Gift of Property — Tax Treatment
Giving Gift
- No capital gains tax for giver on gifting property to specified relatives (spouse, children, parents, siblings — as per IT Act)
- Gift deed properly executed = clean transfer
Receiving Gift
- Property received from specified relatives = tax-free (as income)
- But capital gains computed when ultimate sale happens — using original cost of original owner
Gift to Non-Relatives
- Property worth above Rs 50,000 = taxable as gift income in hands of receiver
- This is a separate income tax provision (not capital gains)
NRI Capital Gains — Different Rules
For Non-Resident Indians selling Indian property:
- Same LTCG/STCG rules apply
- TDS: Buyer must deduct TDS before paying NRI seller
- LTCG: 12.5% + applicable surcharge (5-25% surcharge for higher incomes)
- STCG: 30%
- NRI can claim Section 54 exemption — but new property must be in India
Lower Deduction Certificate: NRI can apply to IT officer for lower TDS if actual tax liability is lower than standard TDS. Important for significant transactions.
Documentation Required for Capital Gains Filing
When filing ITR with capital gains:
- Sale deed copy
- Original purchase deed
- Registration receipts
- Stamp duty/registration payment receipts
- Cost of improvement bills (renovation, extension)
- Transfer expenses (brokerage, legal fees — deductible)
- Section 54 investment proof (new property agreement/registration)
- CGAS account details if applicable
File in ITR 2 or ITR 3 — capital gains cannot be reported in ITR 1 (Sahaj).
Common Mistakes to Avoid
| Mistake | Consequence |
|---|---|
| Not reporting sale in ITR | Notice, penalty, interest on unpaid tax |
| Wrong holding period calculation | STCG vs LTCG wrong rate applied |
| Not using Section 54 when eligible | Avoidable tax paid |
| Missing CGAS deposit deadline | Loss of exemption |
| Not deducting TDS (buyer from NRI) | Buyer becomes liable |
| Cost of improvement not claimed | Higher LTCG than necessary |
| Stamp duty paid not included in cost | Higher LTCG |
Conclusion
Capital gains on property is one of India’s most important personal tax areas — and most poorly understood.

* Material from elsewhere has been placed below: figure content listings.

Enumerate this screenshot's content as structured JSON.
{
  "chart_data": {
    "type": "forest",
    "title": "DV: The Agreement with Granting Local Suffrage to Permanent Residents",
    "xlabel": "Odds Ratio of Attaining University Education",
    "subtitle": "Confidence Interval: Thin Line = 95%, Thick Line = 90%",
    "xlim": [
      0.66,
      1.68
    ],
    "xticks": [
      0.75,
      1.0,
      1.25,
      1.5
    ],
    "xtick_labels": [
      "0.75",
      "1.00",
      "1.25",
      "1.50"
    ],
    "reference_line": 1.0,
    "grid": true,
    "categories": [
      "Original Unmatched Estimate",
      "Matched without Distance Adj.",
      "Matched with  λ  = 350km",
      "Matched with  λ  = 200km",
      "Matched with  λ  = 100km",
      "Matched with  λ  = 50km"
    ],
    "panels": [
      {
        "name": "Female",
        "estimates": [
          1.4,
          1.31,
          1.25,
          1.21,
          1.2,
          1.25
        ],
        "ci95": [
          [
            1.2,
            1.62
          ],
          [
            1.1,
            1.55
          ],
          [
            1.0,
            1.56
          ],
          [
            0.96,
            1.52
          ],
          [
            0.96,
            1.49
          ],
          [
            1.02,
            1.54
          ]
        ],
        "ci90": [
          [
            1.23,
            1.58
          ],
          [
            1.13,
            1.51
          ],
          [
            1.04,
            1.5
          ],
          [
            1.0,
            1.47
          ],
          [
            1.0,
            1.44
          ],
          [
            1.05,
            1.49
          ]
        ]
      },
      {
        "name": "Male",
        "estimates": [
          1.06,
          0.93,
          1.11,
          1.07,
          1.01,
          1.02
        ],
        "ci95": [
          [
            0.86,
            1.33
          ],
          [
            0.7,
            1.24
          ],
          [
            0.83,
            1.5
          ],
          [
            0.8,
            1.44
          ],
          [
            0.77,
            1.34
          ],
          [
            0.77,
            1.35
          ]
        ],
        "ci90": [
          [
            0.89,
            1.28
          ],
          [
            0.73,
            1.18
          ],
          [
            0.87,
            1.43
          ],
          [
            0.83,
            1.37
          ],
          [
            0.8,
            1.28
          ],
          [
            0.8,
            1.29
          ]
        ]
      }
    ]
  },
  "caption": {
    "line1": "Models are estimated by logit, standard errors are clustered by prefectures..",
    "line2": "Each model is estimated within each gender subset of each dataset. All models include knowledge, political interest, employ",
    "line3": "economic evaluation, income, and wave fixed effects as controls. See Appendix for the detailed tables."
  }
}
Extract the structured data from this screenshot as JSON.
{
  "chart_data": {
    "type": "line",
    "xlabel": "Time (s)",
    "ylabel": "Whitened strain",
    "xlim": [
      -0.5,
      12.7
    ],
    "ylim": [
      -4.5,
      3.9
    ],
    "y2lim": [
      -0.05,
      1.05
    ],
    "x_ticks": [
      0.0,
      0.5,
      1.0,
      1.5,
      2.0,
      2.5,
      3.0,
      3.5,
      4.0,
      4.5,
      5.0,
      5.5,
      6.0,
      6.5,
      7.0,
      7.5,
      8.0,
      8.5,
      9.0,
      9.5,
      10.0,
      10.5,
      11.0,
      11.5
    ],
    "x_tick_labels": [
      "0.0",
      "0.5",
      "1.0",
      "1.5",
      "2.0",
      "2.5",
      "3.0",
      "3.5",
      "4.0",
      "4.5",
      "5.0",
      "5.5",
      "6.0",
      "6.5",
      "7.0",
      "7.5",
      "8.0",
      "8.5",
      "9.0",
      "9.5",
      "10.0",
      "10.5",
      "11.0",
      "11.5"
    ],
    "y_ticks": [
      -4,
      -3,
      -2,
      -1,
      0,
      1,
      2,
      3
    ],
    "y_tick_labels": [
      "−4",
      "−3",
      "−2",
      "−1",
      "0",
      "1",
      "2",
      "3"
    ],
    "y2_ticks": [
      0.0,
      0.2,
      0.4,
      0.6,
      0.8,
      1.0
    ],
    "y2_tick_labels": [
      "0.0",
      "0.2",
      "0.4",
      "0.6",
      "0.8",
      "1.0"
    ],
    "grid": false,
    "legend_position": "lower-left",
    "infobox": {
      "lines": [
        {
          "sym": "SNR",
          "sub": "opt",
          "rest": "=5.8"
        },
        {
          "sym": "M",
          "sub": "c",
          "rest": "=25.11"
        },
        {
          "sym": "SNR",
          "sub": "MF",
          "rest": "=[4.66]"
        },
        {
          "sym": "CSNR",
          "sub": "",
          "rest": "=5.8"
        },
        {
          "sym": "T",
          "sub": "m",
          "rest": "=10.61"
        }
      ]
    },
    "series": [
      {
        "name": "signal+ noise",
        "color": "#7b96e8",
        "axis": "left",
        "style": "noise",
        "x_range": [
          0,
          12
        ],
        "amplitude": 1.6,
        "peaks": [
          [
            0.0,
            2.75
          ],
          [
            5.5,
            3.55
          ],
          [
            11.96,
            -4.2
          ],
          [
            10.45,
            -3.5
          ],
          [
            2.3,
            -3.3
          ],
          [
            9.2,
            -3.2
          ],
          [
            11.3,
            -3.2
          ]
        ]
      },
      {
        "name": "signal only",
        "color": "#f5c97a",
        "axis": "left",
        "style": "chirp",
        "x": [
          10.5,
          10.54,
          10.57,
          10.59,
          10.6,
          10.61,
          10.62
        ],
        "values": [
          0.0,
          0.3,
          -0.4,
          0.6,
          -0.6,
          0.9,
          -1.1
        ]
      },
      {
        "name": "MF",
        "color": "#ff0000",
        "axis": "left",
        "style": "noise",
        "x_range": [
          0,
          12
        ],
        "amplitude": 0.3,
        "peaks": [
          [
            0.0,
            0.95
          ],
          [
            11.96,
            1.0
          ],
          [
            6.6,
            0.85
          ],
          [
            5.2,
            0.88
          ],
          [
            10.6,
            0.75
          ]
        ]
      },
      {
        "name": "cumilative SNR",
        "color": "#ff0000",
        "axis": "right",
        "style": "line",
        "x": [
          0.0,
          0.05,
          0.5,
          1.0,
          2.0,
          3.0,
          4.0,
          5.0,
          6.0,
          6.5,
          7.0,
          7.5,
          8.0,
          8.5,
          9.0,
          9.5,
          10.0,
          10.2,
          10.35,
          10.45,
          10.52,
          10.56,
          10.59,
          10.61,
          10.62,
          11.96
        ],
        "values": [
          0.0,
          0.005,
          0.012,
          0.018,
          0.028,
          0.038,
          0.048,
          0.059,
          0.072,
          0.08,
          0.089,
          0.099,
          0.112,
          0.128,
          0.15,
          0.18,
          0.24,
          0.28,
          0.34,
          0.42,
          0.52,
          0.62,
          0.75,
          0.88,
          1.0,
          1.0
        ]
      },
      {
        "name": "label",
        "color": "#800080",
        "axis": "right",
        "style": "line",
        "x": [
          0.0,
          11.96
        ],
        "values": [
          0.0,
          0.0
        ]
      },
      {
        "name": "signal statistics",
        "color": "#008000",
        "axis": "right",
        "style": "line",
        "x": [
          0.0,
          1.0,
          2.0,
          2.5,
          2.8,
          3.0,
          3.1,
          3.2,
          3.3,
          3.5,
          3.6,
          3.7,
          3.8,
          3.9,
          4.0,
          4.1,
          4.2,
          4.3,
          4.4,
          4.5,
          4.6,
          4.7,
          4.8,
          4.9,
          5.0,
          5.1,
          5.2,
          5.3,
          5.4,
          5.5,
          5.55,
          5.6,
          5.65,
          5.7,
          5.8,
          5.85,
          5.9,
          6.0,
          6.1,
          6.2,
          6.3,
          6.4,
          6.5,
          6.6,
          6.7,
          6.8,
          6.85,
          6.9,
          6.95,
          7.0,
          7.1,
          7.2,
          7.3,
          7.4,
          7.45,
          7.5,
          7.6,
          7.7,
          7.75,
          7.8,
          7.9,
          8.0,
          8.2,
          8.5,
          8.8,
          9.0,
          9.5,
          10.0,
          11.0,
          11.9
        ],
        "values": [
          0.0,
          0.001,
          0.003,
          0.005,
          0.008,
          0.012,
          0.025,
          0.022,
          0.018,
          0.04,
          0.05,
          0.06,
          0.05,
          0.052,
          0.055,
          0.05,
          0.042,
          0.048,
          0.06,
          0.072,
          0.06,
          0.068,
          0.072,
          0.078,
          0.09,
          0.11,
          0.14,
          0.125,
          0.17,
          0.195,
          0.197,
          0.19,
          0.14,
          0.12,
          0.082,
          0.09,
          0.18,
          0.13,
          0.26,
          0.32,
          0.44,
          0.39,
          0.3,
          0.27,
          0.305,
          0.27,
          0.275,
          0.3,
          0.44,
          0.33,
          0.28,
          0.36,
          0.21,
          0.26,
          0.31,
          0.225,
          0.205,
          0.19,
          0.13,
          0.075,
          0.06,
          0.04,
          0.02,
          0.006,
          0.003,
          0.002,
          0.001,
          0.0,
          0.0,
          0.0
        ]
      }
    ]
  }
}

Key 2026 takeaways:
- Hold more than 24 months — STCG to LTCG difference is massive
- Budget 2024 change: No indexation, but 12.5% flat. Run old vs new calculation.
- Section 54 is powerful — reinvest in residential property, pay zero tax
- File properly in ITR 2/3 — don’t ignore property transactions
- NRI buyers/sellers — TDS rules important, consult CA before transaction
Ek transaction ka tax planning unplanned rehne se Rs 5-15 lakh ka fark pad sakta hai. Consult a CA before selling — not after.